Not writing as such, but I did once try to conduct an international conference call from the Gents in the British Library. Don’t ask…

Robert Self-Pierson

Backstage at a theatre production in a Neolithic henge on a chilly summer’s evening. Pen and paper – the old-fashioned way.

Fiona Thompson

The strangest place I’ve ever written is in an office. How are you supposed to work in those places? All those people milling about, playing ping pong, asking if you’ve got any nail scissors. I’m sure it’s much easier to write on a ski lift or while piloting a speed boat.

Mike Reed

One of the most surreal copywriting experience I’ve had was at a meeting in Frankfurt. I’d gone over to meet a lot of people at Deutsche Bank. In fact, it wasn’t even really Deutsche Bank. It was the facilities management organisation within Deutsche Bank. They organised the towels in the loos, and that sort of thing.

The main client was English, but everyone else was German. He asked me to sit in on a big meeting with everyone involved in the project. I didn’t have to interject, but he said it would be useful to be there and hear the discussion.

“You know I don’t speak German,” I reminded him.

“Don’t worry, I’ll be there, it’ll all be in English,” he said.

There was a jolly introduction, as my client got the ball rolling by introducing himself and everyone else. Then he announced that he had to be elsewhere, and left. At which point the guy actually leading the meeting said that as everyone else was German, it made sense to continue in German. Which they did. For the next two and a half hours.

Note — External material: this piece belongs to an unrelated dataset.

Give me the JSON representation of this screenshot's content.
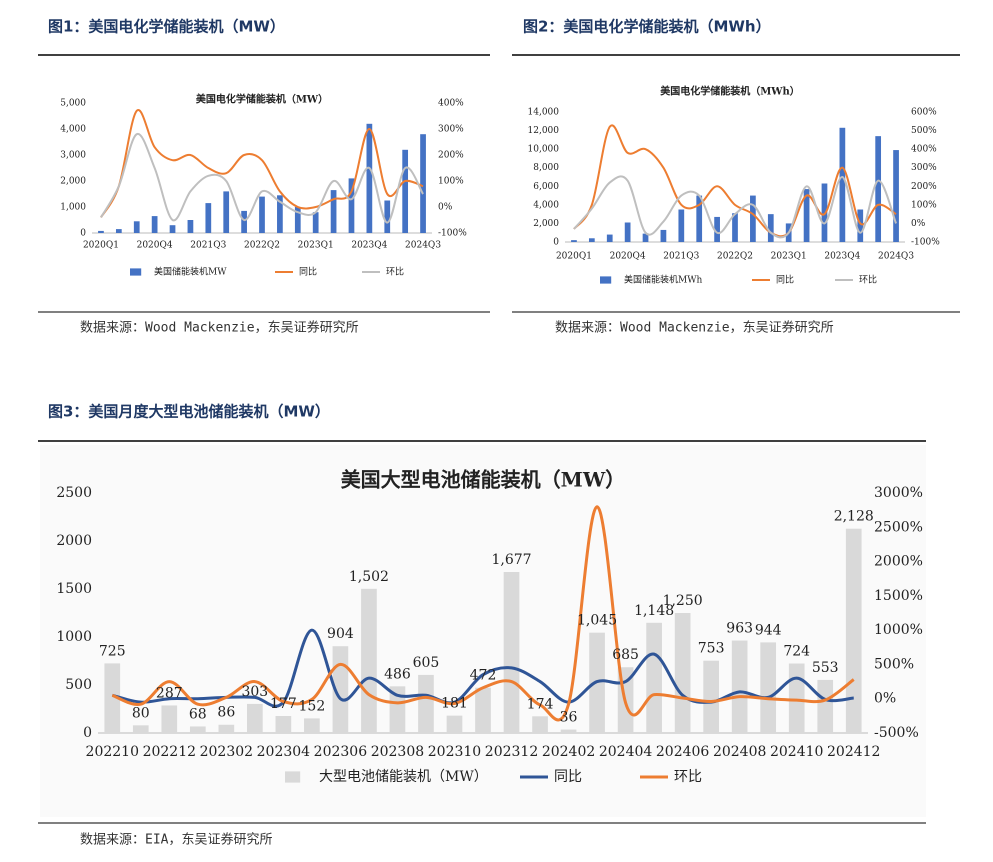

I was a younger, greener writer then, or I might have spoken up. As it was, I just did the most enormous doodle in my notepad, and then went back to my soul-sapping hotel on the edge of the airport.

Sarah McCartney

I’ve written Lush lyrics to showtunes on a beach in Bali. Most of the Lush Times is written on my chaise longue (a la Barbara Cartland but without the secretary) with Law & Order on in the background to stop me wandering off. Otherwise, trains, many trains.